Guru Gobind Singh established a ritual of initiation where fresh water is transformed into sweet nectar by reciting the celestial word given to the Sikhs, while blending it with a double-edged sword, representing God's power and righteousness. Having consumed the nectar, a Sikh is transformed into a Singh ("lion") and must now observe the rahit (code of conduct).

The Rahit involves observance of the kesh (uncut hair), kaghe (a comb), kirpan (a sword), karhi (a steel bracelet), and kache (long shorts).

Guru Gobind Singh thus gave the community both a strengthened identity and a political vision. These helped the Sikhs develop a powerful myth that the land of the Punjab belongs to them, the special gift of the tenth Guru. They waged relentless military campaigns, and eventually, managed to create a powerful kingdom in the region. The collective understanding of being the Khelse, the special ones, prevented the Sikhs from actively converting others to their faith, and even at the peak of their political power, they remained a small minority in the Punjab. Despite their minority status however, they were able to hold on to the Punjab by sheer determination and military skill, somewhat reminiscent of the Jews.

Tenets

Guru Nenak's theology is built on the concept of the unity to the creator God, who governs the universe with his command centered on twin principles of justice and grace. As the creator and preserver, God is the sole legitimate object of human worship.

The cosmos came into existence as part of the divine decree. Being the construction of God, the universe and all the inhabitants in it are delegated a high degree of sacredness, with humanity placed at the top of the hierarchy. Humans, regardless of their societal and gender characteristics, have the rare chance to attain liberation, the release from the endless cycle of life and death and achieving oneness with the Creator.

However, this quest for liberation is hindered by a fundamental human imperfection: self-centeredness. This is managed by developing a relationship with God based on love and fear obeisance and the cultivation of constant remembrance of Him. Guru Nenak traced the movement towards liberation in five distinct realms. The first three mark the preparation: the recognition that the universe moves in concord to a divine plan and the Creator alone judges man's activity; the realization of the utter vastness and complexity of the creation; and the humility arising from an understanding of the humble nature of humanity's existence in the cosmos.
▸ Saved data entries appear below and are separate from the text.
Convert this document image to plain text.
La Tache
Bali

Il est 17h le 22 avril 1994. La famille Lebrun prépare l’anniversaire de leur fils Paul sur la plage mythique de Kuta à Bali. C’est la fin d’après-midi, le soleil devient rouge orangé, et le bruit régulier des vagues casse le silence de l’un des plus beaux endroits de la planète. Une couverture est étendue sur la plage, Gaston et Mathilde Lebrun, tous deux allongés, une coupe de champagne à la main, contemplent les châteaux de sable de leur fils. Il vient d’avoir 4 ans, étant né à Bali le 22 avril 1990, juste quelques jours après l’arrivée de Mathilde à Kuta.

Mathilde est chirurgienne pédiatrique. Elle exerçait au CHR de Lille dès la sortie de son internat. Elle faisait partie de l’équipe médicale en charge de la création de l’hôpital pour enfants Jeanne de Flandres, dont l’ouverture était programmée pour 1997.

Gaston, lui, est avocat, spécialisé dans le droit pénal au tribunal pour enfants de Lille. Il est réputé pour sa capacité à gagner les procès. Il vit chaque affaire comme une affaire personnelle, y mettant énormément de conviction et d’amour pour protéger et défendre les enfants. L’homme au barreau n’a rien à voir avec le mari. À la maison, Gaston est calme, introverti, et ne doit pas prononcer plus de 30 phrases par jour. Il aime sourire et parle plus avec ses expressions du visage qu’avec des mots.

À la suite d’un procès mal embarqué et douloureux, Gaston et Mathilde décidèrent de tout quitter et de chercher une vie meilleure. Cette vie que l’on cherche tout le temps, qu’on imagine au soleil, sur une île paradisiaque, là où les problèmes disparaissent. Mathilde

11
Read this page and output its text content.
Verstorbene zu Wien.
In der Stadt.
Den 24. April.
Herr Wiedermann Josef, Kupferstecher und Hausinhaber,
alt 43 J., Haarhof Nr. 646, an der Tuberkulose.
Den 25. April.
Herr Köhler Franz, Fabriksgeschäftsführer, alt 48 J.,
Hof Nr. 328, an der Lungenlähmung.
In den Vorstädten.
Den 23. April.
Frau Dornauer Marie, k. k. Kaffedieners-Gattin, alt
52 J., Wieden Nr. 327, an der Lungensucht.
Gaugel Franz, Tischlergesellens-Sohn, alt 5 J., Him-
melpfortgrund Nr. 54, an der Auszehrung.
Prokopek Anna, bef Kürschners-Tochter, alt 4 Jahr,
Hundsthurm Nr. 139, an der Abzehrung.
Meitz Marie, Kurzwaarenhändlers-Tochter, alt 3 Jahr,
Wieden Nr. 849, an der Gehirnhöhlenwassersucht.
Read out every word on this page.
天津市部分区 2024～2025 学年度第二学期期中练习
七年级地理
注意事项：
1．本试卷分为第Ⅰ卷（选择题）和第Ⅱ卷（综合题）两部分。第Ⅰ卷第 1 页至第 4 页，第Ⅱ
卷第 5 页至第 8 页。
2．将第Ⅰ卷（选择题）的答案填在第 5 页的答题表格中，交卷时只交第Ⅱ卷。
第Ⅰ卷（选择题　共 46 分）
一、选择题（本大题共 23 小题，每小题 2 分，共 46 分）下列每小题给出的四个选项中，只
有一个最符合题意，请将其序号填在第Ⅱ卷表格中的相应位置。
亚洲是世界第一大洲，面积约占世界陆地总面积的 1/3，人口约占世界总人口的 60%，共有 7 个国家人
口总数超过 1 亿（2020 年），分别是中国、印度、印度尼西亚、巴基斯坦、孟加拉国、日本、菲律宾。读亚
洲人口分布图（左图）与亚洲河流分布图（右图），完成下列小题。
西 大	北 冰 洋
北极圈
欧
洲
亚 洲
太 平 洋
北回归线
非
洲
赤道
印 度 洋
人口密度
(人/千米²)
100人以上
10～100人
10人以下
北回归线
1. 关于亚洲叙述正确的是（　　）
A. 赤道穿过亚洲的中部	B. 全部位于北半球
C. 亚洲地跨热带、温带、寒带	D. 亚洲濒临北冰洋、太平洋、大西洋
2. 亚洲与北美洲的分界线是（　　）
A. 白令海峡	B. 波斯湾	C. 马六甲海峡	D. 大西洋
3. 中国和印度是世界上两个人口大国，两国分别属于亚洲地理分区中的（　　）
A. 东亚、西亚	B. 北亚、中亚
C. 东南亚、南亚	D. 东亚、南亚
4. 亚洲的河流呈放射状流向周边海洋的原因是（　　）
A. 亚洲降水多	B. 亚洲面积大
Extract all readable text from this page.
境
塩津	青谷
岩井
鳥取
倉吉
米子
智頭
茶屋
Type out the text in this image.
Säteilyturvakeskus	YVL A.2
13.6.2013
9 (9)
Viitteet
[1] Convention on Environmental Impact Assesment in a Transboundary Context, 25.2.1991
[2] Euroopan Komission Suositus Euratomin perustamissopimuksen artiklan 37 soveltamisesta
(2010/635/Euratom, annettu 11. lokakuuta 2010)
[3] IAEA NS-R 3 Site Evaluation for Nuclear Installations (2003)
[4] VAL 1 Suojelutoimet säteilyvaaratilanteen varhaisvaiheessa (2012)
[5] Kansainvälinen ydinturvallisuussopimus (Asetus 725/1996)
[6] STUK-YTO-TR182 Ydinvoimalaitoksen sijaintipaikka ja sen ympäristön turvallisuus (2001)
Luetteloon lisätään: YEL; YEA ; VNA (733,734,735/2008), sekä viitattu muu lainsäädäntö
These realms complete the preparation for a believer to receive the divine grace of the Creator, which then leads to the realm of truth. Commitment to diligence, sharing with the collective, and service to fellow humans are the other basis in one's pursuit of liberation. Guru Nenak holds the individual responsible towards achieving the collective liberation. A victorious soul is one who achieves liberation for itself, and in addition, aids in the liberation of others in the collective. It is a moral imperative of a Lion.

Scriptures

Edi Garanth
The Original Book, the canonical scripture of the Sikhs, which includes the hymns of the 6 Sikh Gurus and the narratives of the Sikh court.

Dasam Garanth
The book of the Tenth Guru, Gobind Singh, written by himself and his disciples, primarily on the Khelse.

The Janam Sekh
A romantic and moralistic narrative on the life and works of Guru Nenak.


Trivia

The Sikhs are required to recite three prayers daily, at dawn, sunset and before going to bed. For these prayers, Sikhs normally recite their own set of sacred hymns that have been passed down through the generations in their family, and the hymns generally remain in its original form.